Data security is becoming increasingly complex, and keeping up with new trends can be challenging. We’ve put together a list of five easy ways to keep your legal practice secure.
One: Enable Encryption on Your Devices
Whether you’re using an all-in-one device or multiple devices between work and home, you need to encrypt access. This applies to both your desktop and mobile devices. Encryption is the first line of defence and can be the difference between a breach and a close call.
First, make sure you have a lock-screen password in place. For effective encryption, make sure to use a strong password—this means the name of your dog isn’t going to cut it. Read more about choosing a strong password.
Next, make sure to enable encryption on your device. For iPhones, you can find a guide here. For Android users, depending on your device, your guide will vary. For Nexus phones, you can find instructions on Google’s support site.
Go a step further by enabling Two-Factor Authentication on your desktop or laptop. This way, even if someone has access to your password, they will be shut out without access to your phone. Download and install the Google Authenticator app from the Play Store or App Store.
Note: As of November 15, 2016, Clio is removing the ability to authenticate access to Clio via email verification alone, and replacing it with Google two-factor authentication. If you, or users in your firm, are currently using email two-factor verification for security, we recommend switching to Google two-factor authentication.
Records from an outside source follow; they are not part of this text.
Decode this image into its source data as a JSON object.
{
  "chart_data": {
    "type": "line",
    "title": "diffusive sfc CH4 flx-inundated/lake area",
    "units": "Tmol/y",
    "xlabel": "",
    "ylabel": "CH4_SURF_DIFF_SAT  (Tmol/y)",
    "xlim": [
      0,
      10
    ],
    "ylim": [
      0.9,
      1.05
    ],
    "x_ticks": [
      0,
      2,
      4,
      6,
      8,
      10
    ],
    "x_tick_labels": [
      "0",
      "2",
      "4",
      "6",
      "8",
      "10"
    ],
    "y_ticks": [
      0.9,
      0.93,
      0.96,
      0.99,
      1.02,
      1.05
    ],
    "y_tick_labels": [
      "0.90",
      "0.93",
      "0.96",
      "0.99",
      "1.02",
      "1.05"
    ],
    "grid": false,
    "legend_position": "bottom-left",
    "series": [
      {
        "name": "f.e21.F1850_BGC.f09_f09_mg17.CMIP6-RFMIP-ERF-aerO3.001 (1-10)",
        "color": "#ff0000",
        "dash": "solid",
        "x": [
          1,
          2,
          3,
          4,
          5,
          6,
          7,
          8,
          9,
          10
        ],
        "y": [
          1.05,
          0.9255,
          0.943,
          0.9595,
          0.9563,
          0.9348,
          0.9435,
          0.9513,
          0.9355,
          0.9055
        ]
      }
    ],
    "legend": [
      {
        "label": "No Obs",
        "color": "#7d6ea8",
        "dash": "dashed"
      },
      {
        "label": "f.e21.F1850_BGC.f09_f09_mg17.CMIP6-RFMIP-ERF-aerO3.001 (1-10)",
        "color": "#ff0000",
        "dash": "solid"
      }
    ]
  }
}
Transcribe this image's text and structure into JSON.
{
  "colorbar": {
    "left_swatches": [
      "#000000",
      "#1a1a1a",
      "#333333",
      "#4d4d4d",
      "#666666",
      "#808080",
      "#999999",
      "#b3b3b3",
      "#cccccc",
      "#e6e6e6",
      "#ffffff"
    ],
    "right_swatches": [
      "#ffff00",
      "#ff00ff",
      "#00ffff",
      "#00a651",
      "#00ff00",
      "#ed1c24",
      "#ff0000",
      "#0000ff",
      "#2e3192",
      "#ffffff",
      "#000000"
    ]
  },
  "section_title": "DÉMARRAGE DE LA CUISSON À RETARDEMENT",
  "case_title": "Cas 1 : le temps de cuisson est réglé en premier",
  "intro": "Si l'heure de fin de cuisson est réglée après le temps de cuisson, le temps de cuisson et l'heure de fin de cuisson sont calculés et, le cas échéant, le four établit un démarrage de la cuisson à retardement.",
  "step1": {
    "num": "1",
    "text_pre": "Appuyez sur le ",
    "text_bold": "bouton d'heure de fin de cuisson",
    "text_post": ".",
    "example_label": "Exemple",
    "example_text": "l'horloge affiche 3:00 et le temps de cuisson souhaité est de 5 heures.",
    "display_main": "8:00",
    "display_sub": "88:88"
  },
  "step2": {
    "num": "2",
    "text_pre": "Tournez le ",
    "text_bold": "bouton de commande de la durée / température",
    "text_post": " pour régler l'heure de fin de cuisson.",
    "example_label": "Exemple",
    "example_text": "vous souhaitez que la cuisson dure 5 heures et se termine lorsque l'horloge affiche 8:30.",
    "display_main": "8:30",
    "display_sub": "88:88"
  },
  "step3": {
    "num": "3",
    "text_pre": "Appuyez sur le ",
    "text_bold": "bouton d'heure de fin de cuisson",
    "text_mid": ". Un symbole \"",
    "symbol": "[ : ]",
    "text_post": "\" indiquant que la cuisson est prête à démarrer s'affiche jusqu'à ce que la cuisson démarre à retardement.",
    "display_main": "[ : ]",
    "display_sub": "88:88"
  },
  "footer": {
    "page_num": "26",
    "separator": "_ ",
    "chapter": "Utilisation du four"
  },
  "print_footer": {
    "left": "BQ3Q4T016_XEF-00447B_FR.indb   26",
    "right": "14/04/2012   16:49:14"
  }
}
Two: Separate Your Professional and Private Accounts
If you’re in the majority of people who use one mobile device between their personal and professional lives, it’s important to limit or eliminate the interaction between the data you use for each. Using apps such as Facebook, Twitter, LinkedIn, and Instagram can result in unauthorized access to any information stored on your device. How?
If you’re continuously logged into these apps, chances are they have the ability to access any or all of your data while active on your device. This can potentially provide a backdoor entryway for hackers and data miners.
Three: Continuously Back Up Firm Data to Secure Servers
Gone are the days in which our only option was to back up data to a physical drive or disc. Why take the risk of backing up your data solely to something local? You’d be the only one protecting that data. What happens when you misplace that USB drive or the hardware itself fails?
What’s the solution then, and what servers are the most secure? First, you’ll need to figure out what type of system you’re after.
- If you’re purely looking for data storage, perhaps Dropbox is your answer.
- If you’re looking for an entire practice management system, there’s Clio. Cloud-based and secured with military-grade data encryption, Clio does an incredible job of running your firm and keeping your data secure in multiple off-site locations.
Both solutions have the benefit of securing firm data beyond the confines of a localized office. If something were to happen—a fire, flood, or other act of God—your firm’s information would remain safe and accessible.
Four: Enable a Data Loss / Theft Protocol
If you don’t have a procedure in place for data loss or theft, it’s equivalent to not having a plan to escape your office during a fire. You don’t expect it to happen, but when it does you need a plan. The goal here is to make the experience as non-intrusive as possible, so you can focus your resources on what matters most.
Some questions to consider:
- Is your data safe?
- Does a trusted third-party server hold a backup copy of your data?
- Can your server limit access to your data from everyone but yourself?
Keep time on your side by establishing protocols to prevent data loss sooner rather than later.
Five: Restrict Usage to Secure Servers
Many people don’t realize that unsecure servers can be susceptible to unauthorized third-party intrusions.
Using secure servers is especially important when travelling abroad, as the countries you visit may have varied limits and restrictions on data security. That said, hacker threats can also be a concern in certain countries. If you plan on transmitting data anywhere in a high-risk country (for example, China or Russia), make sure you take precautions beforehand.
These are a few simple steps to ensure your safety. If you haven’t already implemented them in your firm, you should probably consider them as soon as possible. Failing to do so could result in consequences most would rather not think about.